Canadian National Railway and Unifor are set to resume contract talks Monday in the face of a threat by the company to lock out nearly 5,000 employees.

Statements from both sides said there were high-level discussions on Sunday and the two sides have agreed to continue talking.

The railway said Friday it intends to lock out the 4,800 mechanical, intermodal and clerical workers represented by Unifor at 11 p.m. ET Monday unless the union agrees to binding arbitration to settle contract differences.

The union, which has announced plans to begin a strike vote next week after the failure of five months of negotiations, rejected the company ultimatum.

On Feb. 14, Unifor reached an agreement with Canadian Pacific Railway after a one-day strike. That deal made a number of improvements, including rail safety and working conditions.

Leitch welcomes resumption of talks

A statement from federal Labour Minister Kellie Leitch on Sunday made no hint of such a move in the CN talks. It only said Leitch has been in touch with both sides and welcomed the resumption of negotiations.

She said both sides have promised that commuter rail service in Montreal will not be affected by any work-stoppage.

On Friday, Fanie St-Pierre of the AMT, the Montreal area’s commuter train service, made a similar statement.

However, a lockout would affect train inspectors — and that could stall service on the AMT’s Deux-Montagnes line, which serves 31,000 passengers every weekday.

“The trains can’t run if they’re not inspected,” St-Pierre said Friday.

Five months of failed talks

The union, which has announced plans to begin a strike vote next week after the failure of five months of talks, quickly rejected the company ultimatum but said it was prepared to negotiate this weekend.

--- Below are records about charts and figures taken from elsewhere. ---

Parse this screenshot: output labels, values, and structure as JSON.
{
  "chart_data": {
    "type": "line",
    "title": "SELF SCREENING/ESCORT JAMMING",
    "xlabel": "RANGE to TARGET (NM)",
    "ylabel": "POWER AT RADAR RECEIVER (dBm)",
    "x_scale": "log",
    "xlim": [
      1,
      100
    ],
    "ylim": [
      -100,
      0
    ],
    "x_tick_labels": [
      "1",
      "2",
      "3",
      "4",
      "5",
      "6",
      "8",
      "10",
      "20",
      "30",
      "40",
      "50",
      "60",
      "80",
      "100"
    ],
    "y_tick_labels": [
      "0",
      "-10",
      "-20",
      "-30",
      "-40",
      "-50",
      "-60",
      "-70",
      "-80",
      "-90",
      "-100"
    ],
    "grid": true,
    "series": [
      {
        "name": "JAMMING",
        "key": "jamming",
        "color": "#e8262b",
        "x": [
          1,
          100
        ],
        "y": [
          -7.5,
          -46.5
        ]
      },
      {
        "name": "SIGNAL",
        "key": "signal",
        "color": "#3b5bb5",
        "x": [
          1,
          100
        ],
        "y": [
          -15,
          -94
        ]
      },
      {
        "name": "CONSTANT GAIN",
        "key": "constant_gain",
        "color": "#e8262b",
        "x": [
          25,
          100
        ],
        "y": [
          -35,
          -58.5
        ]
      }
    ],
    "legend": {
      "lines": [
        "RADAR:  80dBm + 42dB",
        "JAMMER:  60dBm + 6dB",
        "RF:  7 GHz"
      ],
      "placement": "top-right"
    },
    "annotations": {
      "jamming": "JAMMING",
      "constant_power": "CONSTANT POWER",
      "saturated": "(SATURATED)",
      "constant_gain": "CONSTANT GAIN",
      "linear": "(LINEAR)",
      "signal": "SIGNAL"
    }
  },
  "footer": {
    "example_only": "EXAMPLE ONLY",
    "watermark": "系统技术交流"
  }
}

“If they want to lock us out, they can lock us out,” Unifor president Jerry Dias said in an interview Friday.

CN gave the union 72 hours’ notice of a lockout and moved to unilaterally impose terms of a new collective agreement Friday that included wage increases of two per cent.

In announcing the planned lockout, CN chief executive Claude Mongeau said the two sides won’t get any closer amid a month-long strike mandate process.

CN wants Unifor to focus on terms of a collective agreement that applies to its employees, rather than to match terms of a recent settlement with Canadian Pacific Railway, which included a number of improvements such as rail safety and working conditions.

“Our complete settlement offers to Unifor … are fair, competitive and fully in line with the amicable contract renewals that we have recently bargained with four other unions at CN, including the Teamsters,” Mongeau said in a release.

“They would also maintain Unifor-represented employees working at CN among the highest paid in their trades in the Canadian rail industry.”

But Dias said CN is objecting because it wants a cheaper deal than CP obtained.

“They’re a huge, huge wealthy Canadian company that’s [acting] like a schoolyard bully … the tactics just aren’t going to work. If CN wants to lose their customers because of their own foolishness then I guess they have the right to do that.”